Synthesis Of Multiphasic Titanium Dioxides At Low Temperature And Research Of Their High Photocatalytic Activities

Titanium dioxide (Titania) as a important inorganic material, there has been increasing applications in pigment, cosmetics, fine ceramics, solar cells, and particularly, photocatalysts for mediating difficult-to-remove pollutants in wastewaters generated from textile industry, because of its low cost, non-toxicity, high stability and high efficiency. Although titania has been overwhelmingly studied as perhaps the most effective photocatalyst, lack of highly catalytic activity still limits its capability to treat most refractory organic pollutants. This is one of the key issues that hamper industrial application. The photocatalytic efficiency of titania are strongly dependent on the crystalline structure, morphology and size of the particles. Conventionally, titania catalysts are synthesized by sol-gel method followed by calcination at elevated temperatures. The heat treatment step is accompanied by sintering, grain growth, and loss of surface area on catalyst particles that are known to reduce catalytic activities. Hydrothermal method has also been explored as a synthetic route to prepare catalysts, with sacrifice of higher pressure for lower temperature than encountered in calcinations. In general, these methods lead to large particle size, lack of surface defect, and as a result low photocatalytic activities, one approach with growing popularity is controlling nano-titania particle size by avoiding high temperature calcinations or high pressure, as large surface area on catalysts is pursued for high catalytic activity.
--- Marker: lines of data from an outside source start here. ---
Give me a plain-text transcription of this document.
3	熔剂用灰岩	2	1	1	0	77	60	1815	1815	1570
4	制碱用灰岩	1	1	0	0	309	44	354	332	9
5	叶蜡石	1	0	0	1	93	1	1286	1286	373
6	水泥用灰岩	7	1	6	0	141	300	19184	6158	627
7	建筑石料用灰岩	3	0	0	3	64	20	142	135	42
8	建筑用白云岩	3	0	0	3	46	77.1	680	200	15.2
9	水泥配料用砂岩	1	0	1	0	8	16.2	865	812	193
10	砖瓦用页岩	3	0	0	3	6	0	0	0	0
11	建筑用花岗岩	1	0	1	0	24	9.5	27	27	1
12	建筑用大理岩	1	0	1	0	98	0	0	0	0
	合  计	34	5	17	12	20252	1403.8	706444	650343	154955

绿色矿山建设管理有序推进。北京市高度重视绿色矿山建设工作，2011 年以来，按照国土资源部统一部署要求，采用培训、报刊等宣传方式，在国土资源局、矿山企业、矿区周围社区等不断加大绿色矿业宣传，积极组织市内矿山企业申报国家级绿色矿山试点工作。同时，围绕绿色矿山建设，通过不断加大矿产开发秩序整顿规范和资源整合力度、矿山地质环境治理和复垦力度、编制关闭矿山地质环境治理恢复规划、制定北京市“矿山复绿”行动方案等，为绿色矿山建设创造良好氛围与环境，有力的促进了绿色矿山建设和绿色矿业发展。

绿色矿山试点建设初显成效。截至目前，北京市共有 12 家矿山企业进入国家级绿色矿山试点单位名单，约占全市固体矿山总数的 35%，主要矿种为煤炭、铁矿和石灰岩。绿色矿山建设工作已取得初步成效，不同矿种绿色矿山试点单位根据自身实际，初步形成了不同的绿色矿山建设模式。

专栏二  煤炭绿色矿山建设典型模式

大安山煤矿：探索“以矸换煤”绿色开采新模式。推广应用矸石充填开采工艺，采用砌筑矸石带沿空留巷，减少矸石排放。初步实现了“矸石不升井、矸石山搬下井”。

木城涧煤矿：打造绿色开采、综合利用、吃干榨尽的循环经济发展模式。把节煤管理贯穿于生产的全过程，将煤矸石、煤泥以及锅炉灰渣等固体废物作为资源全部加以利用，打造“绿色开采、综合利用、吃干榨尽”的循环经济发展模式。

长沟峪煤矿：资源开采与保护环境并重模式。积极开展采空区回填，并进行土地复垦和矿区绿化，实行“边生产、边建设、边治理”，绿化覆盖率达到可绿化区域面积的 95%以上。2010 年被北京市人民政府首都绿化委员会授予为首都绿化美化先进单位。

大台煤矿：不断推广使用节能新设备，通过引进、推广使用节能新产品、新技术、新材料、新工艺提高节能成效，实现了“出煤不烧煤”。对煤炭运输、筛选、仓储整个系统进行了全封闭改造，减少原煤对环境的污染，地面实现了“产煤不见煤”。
The synthetic work at lower temperature——Low temperature synthesis, has been an new research.In the paper, titania with high photoactivities were synthesized via two different synthetic route at low temperature and ambient pressure throughout preparation process. Method 1 is an improved sol-gel method. Water, instead of alcohol as the solvent and by hydrolysis Ti(OC₄H₉)₄ in HNO₃ solution at low temperature. After boiled at 100℃ for hours, Nano-TiO₂ powders of different forms were prepared. Method 2 is low-temperature-calcination. Additive, such as urea or ammonia bicarbonate was concerned with the synthetic reaction, respectively. After calcinations at 300 °C for 2 hours, "anatase+rutile","anatase+brookite" titania were synthesized.